With commercial property tax revenue on a downward slide and residential values skyrocketing, Boston Mayor Michelle Wu would like to tweak the way her city’s taxes are applied to take some of the burden off homeowners.
But members of the Massachusetts Senate, who must approve shifting more of the tax pie to business, appear unwilling to do so for the second straight year. Without legislative action, the average single-family owner in the city will see a 13% property tax increase next year, according to a Boston City Council resolution filed on Wednesday. That’s equivalent to a $780 hike, on top of a more than 10% increase this year.
Like a number of other U.S. cities, Boston’s downtown office market has suffered from lingering effects of the pandemic, with many people working remotely, Wu said in a social media post last weekend. High vacancy rates have driven down commercial tax revenue, and residents have borne more of the burden as a result.
“This spike in residential property taxes comes at the worst time, when so many families are already struggling with rising food and energy costs on top of a housing affordability crisis,” Wu wrote in the post.
The council approved a plan Wednesday that allows for commercial taxes that are 175% greater than the residential tax rate, the highest the state currently allows. A bill Wu supported to raise the tax burden on business beyond this level and then gradually lower it over the next two years is stalled in the Senate, although it has support in the House of Representatives.
No action has been taken on the bill since the House referred it last March to a joint House-Senate revenue committee. Wu urged residents on social media to lobby their senators to pass the bill by January, when the city needs to send out tax bills to homeowners.
The mayor alleged that a single senator, Nick Collins, who represents parts of Boston, blocked a vote on a previous version of the bill last year. Collins could not be immediately reached for comment.
City relies heavily on commercial taxes
Boston needs to take more robust action to offset the long-term impact of declining commercial tax revenue, the nonprofit Boston Policy Institute said in a 2024 report with Tufts University’s Center for State Policy Analysis.
Boston is unusual among large American cities in that more than a third of its tax revenue comes from commercial property, the report said.
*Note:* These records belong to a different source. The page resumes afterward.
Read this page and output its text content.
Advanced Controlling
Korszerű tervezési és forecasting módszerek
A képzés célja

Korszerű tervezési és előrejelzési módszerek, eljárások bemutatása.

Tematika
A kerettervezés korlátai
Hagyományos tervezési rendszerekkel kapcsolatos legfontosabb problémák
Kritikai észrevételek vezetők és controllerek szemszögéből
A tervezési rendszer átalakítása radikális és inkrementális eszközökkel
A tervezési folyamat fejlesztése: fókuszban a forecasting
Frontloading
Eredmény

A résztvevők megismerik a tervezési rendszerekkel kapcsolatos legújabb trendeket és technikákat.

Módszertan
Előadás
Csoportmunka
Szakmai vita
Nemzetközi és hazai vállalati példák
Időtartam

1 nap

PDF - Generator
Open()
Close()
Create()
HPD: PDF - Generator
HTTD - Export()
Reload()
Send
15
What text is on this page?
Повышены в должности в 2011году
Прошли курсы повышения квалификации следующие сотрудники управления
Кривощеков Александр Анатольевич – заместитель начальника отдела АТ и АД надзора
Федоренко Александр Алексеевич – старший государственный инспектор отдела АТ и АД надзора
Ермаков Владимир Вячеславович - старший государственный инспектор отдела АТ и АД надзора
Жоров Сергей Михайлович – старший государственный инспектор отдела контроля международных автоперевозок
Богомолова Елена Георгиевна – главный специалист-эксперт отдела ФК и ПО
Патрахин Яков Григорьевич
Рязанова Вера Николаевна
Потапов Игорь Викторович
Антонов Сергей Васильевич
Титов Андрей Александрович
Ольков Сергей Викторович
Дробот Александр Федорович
That leaves the city more vulnerable when real estate values take a turn downward.
The city should ask state legislators to let it implement a sales tax or higher hotel or meals taxes, the report said, or just ask for more direct aid.
“This downturn in commercial real estate was wholly outside the control of Boston policymakers; and any economic distress in Boston could quickly spread across the region,” according to the report.